Nobody’s as enthusiastic as a convert. Lorn was in the office at Ecolibrium3 to go over the results of his energy audit, which included the conversion of his old fuel-oil boiler—typical of Duluth’s older houses, such as his 1906 model—to natural gas, which has the benefit of being more efficient, and therefore less expensive. That last bit is crucial in a brutal Duluth winter, which can try even the most frugal homeowner’s soul.
“I’ve been wearing two pairs of socks at home, with slippers over them,” he says. What’s more, he’d been purchasing fuel oil by the can. With the help of the statewide fuel assistance program, he’d had his oil tank filled at the beginning of the winter. That only lasts so long, however. A hard-working homeowner trying to make each paycheck go as far as possible can’t always scrape up the minimum payment for a full refill. Buying a little oil at a time was the only option.
“Canning it,” as Lorn puts it, is an inconvenient, expensive way to heat a house. During the cold, lingering winter of 2012-2013, Lorn noticed that what would ordinarily be two weeks’ worth of oil was barely lasting two days. By May, when the snow had still not melted and spring was still dragging its feet, he said enough. He estimates that he’d already spent $1700 on heating that winter, and he wasn’t going to buy more oil. He and his family put on heavier sweaters and toughed out the last of the cold snap.
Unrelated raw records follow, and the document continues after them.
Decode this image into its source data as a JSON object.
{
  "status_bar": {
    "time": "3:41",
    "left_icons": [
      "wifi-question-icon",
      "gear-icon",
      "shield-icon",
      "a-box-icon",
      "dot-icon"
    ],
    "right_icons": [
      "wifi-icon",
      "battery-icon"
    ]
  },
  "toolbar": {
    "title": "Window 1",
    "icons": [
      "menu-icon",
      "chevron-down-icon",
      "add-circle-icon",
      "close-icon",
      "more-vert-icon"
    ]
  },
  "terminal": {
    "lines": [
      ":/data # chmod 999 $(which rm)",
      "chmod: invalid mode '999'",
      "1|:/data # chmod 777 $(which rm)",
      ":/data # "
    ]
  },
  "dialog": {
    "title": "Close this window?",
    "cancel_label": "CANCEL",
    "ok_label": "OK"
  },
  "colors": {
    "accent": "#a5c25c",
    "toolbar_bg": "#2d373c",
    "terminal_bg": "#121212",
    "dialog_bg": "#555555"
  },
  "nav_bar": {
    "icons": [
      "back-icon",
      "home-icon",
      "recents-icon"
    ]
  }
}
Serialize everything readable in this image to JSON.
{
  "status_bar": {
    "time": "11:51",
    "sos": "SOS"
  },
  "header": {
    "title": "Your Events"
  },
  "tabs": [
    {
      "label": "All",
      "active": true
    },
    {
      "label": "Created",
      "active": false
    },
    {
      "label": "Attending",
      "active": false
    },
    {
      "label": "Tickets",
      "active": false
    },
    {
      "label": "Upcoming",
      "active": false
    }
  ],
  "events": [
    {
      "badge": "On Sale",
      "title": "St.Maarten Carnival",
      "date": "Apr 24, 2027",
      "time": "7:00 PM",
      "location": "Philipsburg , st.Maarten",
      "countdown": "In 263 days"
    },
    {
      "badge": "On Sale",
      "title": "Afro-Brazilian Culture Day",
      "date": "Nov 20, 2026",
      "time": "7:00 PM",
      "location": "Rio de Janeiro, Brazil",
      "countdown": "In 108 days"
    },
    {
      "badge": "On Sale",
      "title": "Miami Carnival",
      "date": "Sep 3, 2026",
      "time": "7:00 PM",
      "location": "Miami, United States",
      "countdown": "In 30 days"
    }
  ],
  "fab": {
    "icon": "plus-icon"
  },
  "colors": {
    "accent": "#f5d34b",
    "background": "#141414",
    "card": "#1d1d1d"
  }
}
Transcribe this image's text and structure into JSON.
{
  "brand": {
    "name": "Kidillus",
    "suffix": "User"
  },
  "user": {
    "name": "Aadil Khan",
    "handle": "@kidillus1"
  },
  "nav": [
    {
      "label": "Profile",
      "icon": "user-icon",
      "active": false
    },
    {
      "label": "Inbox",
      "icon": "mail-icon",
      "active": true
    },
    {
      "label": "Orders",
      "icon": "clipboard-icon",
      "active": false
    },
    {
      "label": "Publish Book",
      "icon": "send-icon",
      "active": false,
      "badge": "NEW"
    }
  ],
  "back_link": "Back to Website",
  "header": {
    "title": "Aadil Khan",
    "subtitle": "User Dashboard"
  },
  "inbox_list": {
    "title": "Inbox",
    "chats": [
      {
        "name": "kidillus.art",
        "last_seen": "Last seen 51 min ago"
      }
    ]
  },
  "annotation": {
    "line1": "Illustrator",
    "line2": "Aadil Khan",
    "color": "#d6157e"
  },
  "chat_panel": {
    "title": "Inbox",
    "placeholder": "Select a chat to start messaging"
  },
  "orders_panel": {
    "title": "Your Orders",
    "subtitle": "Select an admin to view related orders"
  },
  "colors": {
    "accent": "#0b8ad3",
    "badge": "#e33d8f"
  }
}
Lorn had determined that one way or another, he was going to replace his aging boiler. Ecolibrium3 conducted an energy audit on Lorn’s house and got him the funding for a replacement—a new, efficient combination boiler and water heater, EnergyStar rated so it will be a good investment. The audit also has recommendations for other improvements Lorn can make to his house. Take air sealing, for instance. People know about the benefits of insulation, but they’re less familiar with this concept—finding the spots where cold air seeps in from outside and sealing them off so there is less heat loss, meaning less energy is needed to keep the house warm. “Insulation is like wearing a wool sweater,” says Kristen, the Ecolibrium3 staff member working with Lorn. “It’ll keep you warm, but if you don’t put a windbreaker on, the wind will still whip right through you. Air sealing is like that windbreaker for your house.”
Lorn nods. A lot of this work he can do by himself, which is important both for saving money and for the way he sees himself as a homeowner. He values being able to take care of the house himself, and gutted his bathroom last winter to do a complete overhaul. When he bought his house a few years ago, he didn’t know much about homeownership. He’d been considering it for a while, but then a fire in his rental over the Christmas holidays forced his hand. He had to move somewhere, which accelerated the home-buying process. He has learned a lot since then. “I wouldn’t buy a house on fuel oil now, that’s for sure!” he says ruefully.
Lorn has a plan now for how to improve his house’s energy efficiency even more, and he wants other homeowners to know the benefits of making greener improvements to their homes. “We’ve got this technology now, and these things have to happen,” he says. “There’s so much waste. We can do better.”